One of those moments will come on Oct. 4, in London, when Western oil and energy giants, backed by their governments, gather to decide the fate of the oil of the Caspian Sea.
The choice is simple. The oil can come out through the existing Russian pipelines that run north from Baku up through Chechnya and then north-west to the Russian Black Sea Port at Novorossiisk. Or it can avoid Russia, and come out through a new pipeline, via Georgia.
At stake is not just the $7 billion investment of an international consortium of British, French, Italian and U.S. oil giants. If they all agree on the Georgian route, that signals the twilight of Russia's power to assert economic dominance over the former Soviet republics through pipeline diplomacy.
Georgia's Eduard Shevardnadze thinks his own life could be at stake too. He has made no secret of his suspicion that the recent assassination attempt upon him was aimed at foreclosing the Georgian pipeline route.
This is the post-Cold War era, where the old world of geopolitics collides with the new world of geo-economics, and the battles are over oil. The Gulf War against Iraq was about oil. The Chechen war was about oil in part. One of the problems of the Bosnian wars is the competing Croat and Serb demands for the oilfields of eastern Slovonia.
The U.S. government has been involved in the pipeline affair since last August, when the National Security Council saw the first oil survey results and concluded that in the 21st century, the Caspian energy basin would match the Persian Gulf in importance.

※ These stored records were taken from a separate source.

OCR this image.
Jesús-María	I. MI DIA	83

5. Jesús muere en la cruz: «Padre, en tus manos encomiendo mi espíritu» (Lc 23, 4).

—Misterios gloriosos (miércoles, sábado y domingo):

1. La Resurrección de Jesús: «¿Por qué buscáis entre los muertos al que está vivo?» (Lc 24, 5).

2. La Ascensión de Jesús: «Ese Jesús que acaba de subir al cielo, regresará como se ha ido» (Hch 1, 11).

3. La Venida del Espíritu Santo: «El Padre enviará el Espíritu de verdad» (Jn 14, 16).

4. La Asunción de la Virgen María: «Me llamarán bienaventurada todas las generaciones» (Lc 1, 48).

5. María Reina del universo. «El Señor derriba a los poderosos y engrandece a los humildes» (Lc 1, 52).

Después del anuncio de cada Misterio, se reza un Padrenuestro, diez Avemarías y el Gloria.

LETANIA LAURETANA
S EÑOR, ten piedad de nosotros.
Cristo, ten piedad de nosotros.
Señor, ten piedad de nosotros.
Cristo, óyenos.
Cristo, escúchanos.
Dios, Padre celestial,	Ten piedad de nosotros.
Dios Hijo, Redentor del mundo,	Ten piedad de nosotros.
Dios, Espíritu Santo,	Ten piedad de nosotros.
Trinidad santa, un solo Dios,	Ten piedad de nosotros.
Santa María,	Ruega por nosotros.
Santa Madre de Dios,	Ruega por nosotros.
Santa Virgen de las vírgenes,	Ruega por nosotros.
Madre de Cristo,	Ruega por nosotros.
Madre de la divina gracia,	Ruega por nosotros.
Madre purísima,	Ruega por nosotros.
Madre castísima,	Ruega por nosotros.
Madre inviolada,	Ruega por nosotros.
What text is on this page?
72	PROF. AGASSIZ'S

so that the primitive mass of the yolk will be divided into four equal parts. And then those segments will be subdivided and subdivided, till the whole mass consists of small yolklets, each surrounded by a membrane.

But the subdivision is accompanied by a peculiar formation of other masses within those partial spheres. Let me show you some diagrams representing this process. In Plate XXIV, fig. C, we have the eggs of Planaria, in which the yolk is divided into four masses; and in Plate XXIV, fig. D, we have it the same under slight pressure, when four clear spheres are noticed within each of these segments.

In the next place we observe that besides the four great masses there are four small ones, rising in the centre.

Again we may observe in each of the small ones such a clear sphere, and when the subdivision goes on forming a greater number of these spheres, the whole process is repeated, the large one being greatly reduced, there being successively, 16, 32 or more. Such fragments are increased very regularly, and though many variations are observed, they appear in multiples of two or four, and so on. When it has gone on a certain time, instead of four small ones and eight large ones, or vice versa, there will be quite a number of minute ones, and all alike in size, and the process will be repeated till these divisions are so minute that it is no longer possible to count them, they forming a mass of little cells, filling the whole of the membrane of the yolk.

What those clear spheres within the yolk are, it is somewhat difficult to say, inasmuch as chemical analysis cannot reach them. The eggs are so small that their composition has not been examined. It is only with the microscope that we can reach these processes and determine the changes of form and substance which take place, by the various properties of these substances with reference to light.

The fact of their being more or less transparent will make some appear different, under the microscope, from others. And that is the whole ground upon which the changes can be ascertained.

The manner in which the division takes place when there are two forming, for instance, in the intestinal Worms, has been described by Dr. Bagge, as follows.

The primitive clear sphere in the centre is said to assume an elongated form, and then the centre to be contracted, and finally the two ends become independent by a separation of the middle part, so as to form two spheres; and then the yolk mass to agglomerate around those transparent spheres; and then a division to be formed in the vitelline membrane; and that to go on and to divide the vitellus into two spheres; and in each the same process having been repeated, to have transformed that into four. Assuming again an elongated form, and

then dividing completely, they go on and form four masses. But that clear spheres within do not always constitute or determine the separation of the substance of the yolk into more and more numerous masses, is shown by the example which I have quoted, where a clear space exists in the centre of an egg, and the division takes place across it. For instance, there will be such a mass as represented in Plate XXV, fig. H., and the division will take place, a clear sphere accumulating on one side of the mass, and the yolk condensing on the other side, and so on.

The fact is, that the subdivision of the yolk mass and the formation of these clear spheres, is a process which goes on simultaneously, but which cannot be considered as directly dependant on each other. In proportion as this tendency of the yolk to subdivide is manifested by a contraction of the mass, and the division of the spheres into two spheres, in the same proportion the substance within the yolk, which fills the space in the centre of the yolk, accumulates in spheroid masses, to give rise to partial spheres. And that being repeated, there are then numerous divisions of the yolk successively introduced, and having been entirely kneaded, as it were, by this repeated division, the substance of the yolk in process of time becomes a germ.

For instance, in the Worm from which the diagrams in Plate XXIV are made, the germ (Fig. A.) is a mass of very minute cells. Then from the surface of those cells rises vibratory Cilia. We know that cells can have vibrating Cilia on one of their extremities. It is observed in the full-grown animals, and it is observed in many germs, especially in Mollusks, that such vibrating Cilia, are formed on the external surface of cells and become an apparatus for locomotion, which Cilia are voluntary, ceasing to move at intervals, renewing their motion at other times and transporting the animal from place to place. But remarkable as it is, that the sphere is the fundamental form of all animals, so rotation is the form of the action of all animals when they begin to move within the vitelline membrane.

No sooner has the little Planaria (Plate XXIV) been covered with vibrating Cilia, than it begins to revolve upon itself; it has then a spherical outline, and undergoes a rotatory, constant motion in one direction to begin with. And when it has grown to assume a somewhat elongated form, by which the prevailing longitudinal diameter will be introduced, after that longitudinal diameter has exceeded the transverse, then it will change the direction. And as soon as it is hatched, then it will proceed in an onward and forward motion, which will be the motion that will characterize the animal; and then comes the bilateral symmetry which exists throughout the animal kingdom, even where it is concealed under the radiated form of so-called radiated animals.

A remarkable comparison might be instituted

U.S. Deputy Secretary of State Strobe Talbott will be pushing for the London meeting to follow his advice and come up with the solution of Solomon: Two pipelines, one through Russia and the other through Georgia.
There is no shortage of oil to pump through them: The lowest proven figure for the Caspian fields is 4 billion tons. Estimates range far higher, though well short of the 15-20 billion tons reckoned to be in the single Tengiz oilfield of Kazakhstan.
As well as the Caspian Sea deal, another oil rush is under way in Kazakhstan, where Chevron has a $20 billion contract to develop the vast Tengiz oilfield. British Gas and Italy's Agip have signed a similar deal to develop the Karachaganak natural gas field of Kazakhstan.
If the West can break the Russian stranglehold over the Caspian pipeline routes in London, it will seek to do so again for the Kazakh fields. The London decision, which must be ratified by the Azerbaijani government in Baku on Oct. 9, will set the course for up to $50 billion in investment and a new geopolitical order for Central Asia that seeks to exclude Iran and curtail Russian ambitions.
And do not forget the role of U.S. politics. President Clinton's main rival, Republican Senator Robert Dole, has already sniffed an election issue in his big foreign policy statement this year.
"The security of the world's oil and gas supplies remain a vital interest of the United States and its major allies. But its borders now move north, to include the Caucasus, Siberia and Kazakhstan," Senator Dole noted. "Our forward military presence and diplomacy need adjusting."